Global coal demand is set to reach around 8.85 billion tonnes this year, but the outlook is beginning to diverge by region. While some emerging markets continue to rely on coal for power and industry, competition from renewables, natural gas, and nuclear is steadily intensifying. By 2030, global demand is forecast to edge down as cleaner and more flexible power sources take market share, especially in electricity generation.

 
 

🔋 Batteries Make 24/7 Solar an Economic Reality

Battery costs have fallen so sharply that around-the-clock solar power is now economically viable.

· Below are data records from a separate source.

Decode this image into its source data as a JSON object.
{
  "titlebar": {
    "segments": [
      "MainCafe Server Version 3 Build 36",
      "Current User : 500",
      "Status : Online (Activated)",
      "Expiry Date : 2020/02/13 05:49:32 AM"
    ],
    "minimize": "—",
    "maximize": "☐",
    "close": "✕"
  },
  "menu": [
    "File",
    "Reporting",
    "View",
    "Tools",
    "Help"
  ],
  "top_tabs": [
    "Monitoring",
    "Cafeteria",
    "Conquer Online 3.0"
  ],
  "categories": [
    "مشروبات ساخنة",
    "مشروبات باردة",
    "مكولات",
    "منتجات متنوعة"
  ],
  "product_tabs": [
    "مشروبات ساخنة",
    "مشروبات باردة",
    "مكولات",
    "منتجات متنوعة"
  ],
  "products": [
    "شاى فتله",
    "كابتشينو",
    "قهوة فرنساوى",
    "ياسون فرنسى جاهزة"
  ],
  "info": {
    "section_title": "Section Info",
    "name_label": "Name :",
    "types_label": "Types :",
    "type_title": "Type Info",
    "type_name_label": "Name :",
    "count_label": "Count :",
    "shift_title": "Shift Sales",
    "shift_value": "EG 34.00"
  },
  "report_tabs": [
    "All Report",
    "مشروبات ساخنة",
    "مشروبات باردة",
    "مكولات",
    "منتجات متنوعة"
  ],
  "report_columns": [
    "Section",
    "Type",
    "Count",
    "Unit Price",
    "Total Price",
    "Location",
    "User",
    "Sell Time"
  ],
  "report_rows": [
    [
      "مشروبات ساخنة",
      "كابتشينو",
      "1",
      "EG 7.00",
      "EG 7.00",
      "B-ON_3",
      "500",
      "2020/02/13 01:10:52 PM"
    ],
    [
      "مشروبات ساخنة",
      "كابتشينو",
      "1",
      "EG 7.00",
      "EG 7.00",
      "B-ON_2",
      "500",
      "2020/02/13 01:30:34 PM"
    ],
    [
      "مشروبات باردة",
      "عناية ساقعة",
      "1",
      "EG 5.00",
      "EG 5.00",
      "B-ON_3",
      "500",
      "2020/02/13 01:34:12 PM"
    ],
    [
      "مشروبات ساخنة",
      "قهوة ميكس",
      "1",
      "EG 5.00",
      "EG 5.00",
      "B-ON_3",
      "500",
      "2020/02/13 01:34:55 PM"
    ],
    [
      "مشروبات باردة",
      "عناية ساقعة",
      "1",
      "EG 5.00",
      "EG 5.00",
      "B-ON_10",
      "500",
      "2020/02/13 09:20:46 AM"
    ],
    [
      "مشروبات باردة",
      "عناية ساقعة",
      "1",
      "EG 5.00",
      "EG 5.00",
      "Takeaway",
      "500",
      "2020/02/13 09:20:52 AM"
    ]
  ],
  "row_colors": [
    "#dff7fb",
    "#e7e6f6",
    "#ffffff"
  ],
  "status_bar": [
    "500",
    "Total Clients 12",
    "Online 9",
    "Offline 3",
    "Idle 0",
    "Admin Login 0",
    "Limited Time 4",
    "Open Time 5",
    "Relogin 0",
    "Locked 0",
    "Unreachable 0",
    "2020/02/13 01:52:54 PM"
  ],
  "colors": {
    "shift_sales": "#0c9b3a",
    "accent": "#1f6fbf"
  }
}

Average battery prices dropped by roughly 40% in 2024, with early signs pointing to another steep decline in 2025. Pairing solar with sufficient storage to deliver power overnight now costs about $76/MWh all-in, making dispatchable solar competitive with other forms of firm generation across many markets.

 
 

🛢️ Who Really Drives Global Oil Demand?

Global oil consumption now sits at around 103 million barrels per day, but demand is highly concentrated. The US (19.1%) and China (16.5%) alone account for 36% of global oil use, forming the system’s base load. Add India, Saudi Arabia, and Russia, and just five countries dominate consumption. In total, the top 10 oil consumers account for 62% of global demand, meaning a small group effectively drives the entire market.

 
 

📊 Global Trade Is Rearranging, Not Reversing

As pressure mounts on US–China trade, companies are increasingly exploring alternative supply chains rather than full decoupling. New analysis introduces a “rearrangement ratio” to measure how difficult it is to shift sourcing between countries. The data shows global connections are being reshuffled, not dismantled, with firms balancing resilience, cost, and geopolitical risk.

 
 

🏢 Amazon’s $11bn AI Data Centre Pushes Infrastructure Limits

Amazon is building a $11 billion AI-focused data centre campus in St. Joseph County, Indiana, highlighting the scale of power and water demands tied to AI growth. The site is expected to consume 2.2 GW of electricity—enough to power roughly 1 million homes—and around 300 million gallons of water per year. Projects like this are rapidly becoming major drivers of local grid upgrades and infrastructure planning.